Página 72/73 (extinta Editorial Metáfora) "en la buhardilla se había producido un solo cambio apreciable: olía a vino. Agucé la vista en la oscuridad: había una botella en la mesita de noche. Beata no estaba cubierta más que por una sábana arrugada; por el momento no estaba del todo seguro pero me dio la impresión de que estaba desnuda. El edredón se había caído al suelo junto a la cama. Las dos cosas me ponían un tanto nervioso, de modo que preferí no encender la luz y me limité a retroceder imperceptiblemente en la silla giratoria hacia la biblioteca, como si los lomos de los libros, casi todo ellos bien conocidos, a los que ahora tocaba con las yemas de los dedos, fueran capaces de asegurar la conexión a tierra de toda aquella tensión mía. Estuve largo rato pensando cómo empezar, hasta que en vista de la ausencia de mejores ideas tuve que emplear la de Kral del día anterior: ¿Soy infeliz? Más bien no. Así que me limitaré a enseñar cómo lo hago:
Intento descubrir buenas señales (Doctorow).
Intento amar más a la vida que a su sentido (Dostoievski).
Intento extraer de los años que he vivido el sedimento de los hábitos y afectos que para mí puedo considerar característicos y duraderos, y a estos les dedico especial cuidado, para que mi vida, la que he elegido, me dé alegría (Proust).
Intento no perder el sentido del humor, porque sólo una broma nos puede reconciliar con lo grotesco de la vida (S. J. Lec) y porque mientras uno se pueda reír, está a salvo (K. Kesey).
Intento mantener ciertas reglas de juego, porque las reglas son lo único que tenemos (Golding).

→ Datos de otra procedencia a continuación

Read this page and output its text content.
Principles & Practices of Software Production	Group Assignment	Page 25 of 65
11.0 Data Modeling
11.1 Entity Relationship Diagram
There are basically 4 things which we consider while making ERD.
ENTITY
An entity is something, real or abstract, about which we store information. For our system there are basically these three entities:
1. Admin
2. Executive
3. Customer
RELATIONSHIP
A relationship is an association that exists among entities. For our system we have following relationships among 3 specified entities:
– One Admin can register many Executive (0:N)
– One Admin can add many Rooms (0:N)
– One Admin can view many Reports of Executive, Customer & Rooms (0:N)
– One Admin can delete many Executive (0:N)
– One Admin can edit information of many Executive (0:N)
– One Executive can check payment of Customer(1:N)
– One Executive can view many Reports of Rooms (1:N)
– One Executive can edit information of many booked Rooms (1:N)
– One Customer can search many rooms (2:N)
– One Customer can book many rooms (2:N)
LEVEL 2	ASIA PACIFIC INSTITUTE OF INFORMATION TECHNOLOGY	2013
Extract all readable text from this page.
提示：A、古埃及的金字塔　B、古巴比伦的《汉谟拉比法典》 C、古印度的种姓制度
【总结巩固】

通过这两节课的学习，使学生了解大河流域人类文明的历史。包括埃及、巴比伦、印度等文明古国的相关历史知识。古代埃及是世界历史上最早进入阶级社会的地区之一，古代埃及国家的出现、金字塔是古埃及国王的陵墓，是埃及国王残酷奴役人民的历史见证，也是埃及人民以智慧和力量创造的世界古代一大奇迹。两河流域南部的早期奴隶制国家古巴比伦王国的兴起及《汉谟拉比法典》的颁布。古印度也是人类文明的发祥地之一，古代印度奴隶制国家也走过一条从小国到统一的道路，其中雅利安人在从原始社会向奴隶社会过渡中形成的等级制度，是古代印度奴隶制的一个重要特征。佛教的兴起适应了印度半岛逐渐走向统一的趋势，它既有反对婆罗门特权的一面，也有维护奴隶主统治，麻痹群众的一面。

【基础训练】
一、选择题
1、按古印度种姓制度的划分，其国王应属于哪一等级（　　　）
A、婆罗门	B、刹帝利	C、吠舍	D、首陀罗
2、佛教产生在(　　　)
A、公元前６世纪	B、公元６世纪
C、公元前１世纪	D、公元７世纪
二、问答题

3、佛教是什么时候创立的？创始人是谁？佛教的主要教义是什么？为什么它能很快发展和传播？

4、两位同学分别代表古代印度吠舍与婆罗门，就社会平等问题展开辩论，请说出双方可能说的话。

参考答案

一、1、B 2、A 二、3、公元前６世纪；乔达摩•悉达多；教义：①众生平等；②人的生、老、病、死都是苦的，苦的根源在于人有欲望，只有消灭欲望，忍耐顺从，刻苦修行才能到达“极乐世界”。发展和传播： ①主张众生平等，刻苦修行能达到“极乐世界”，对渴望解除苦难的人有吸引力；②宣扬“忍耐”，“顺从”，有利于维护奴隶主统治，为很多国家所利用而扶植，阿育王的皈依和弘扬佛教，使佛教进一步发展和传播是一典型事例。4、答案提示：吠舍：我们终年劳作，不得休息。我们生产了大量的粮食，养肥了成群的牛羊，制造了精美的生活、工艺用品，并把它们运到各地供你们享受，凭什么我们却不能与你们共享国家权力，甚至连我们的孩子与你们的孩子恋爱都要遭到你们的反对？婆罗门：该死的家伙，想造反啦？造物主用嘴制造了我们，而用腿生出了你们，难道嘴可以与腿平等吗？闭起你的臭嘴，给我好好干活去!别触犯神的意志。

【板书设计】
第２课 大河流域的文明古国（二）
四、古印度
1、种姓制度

Intento estar de acuerdo con todas las maneras de entender el mundo que conduzcan a la amabilidad (Simecka), y no intento leerlo todo y entenderlo todo, porque las carencias educativas también pueden ser una fuente de fuerza y serenidad (Italo Svevo), y más aún cuando todo lo que una persona necesita saber lo aprende en la guardería (Fulghum).
Intento quererme y trato de olvidar lo antes posible a qué partido han votado algunos de mis amigos.
Intento no comprar lotería y no apostar a la primitiva.
Intento beber para relajarme y no para destruirme.
Intento evitar los bailes y los grandes almacenes.
Intento no mirar mucho a mi alrededor cuando estoy en una sauna de hombre.
En la sala de espera del dentista prefiero que se cuenten chistes malos a que se hable de extracciones.
Y en la vida hago lo mismo.
Al final - como ya estaba lanzado - le revelé el truco más refinado para arrancar un torcito de felicidad: Sacrificarse, ceder. Si no te puedes salvar a tí mismo, trata de salvar a los demás.
La clave definitiva de lo segoistas más astutos.
Me bastaron menos de cuarenta minutos para dejarlo absolutamente todo resuelto con la ayuda de dos decenas de citas: el hundimiento de los valores tradicionales, el incremento de la enajenación, el consumismo, la crisis de la familia, la desaparición de Dios y la pérdida de la identidad; y aún me quedaron diez minutos para resumir y repetir. Fue una hora de clase ejemplar.
Estaba satisfecho conmigo mismo.
-Amén- dijo Beata.
Ya estaba bastante bebida y yo no hacía más que aburrirla repitiendo cosas sensatas (Saul Bellow)"
Pues eso, a intentarlo hasta que el cuerpo aguante...
Pues eso, a intentarlo hasta que el cuerpo aguante...
1 comentario:
Interesante entrada. La verdad es que me han gustado las frases de los libros que citas. Pienso que la vida no tiene sentido alguno, y que aquí sólo estamos de paso.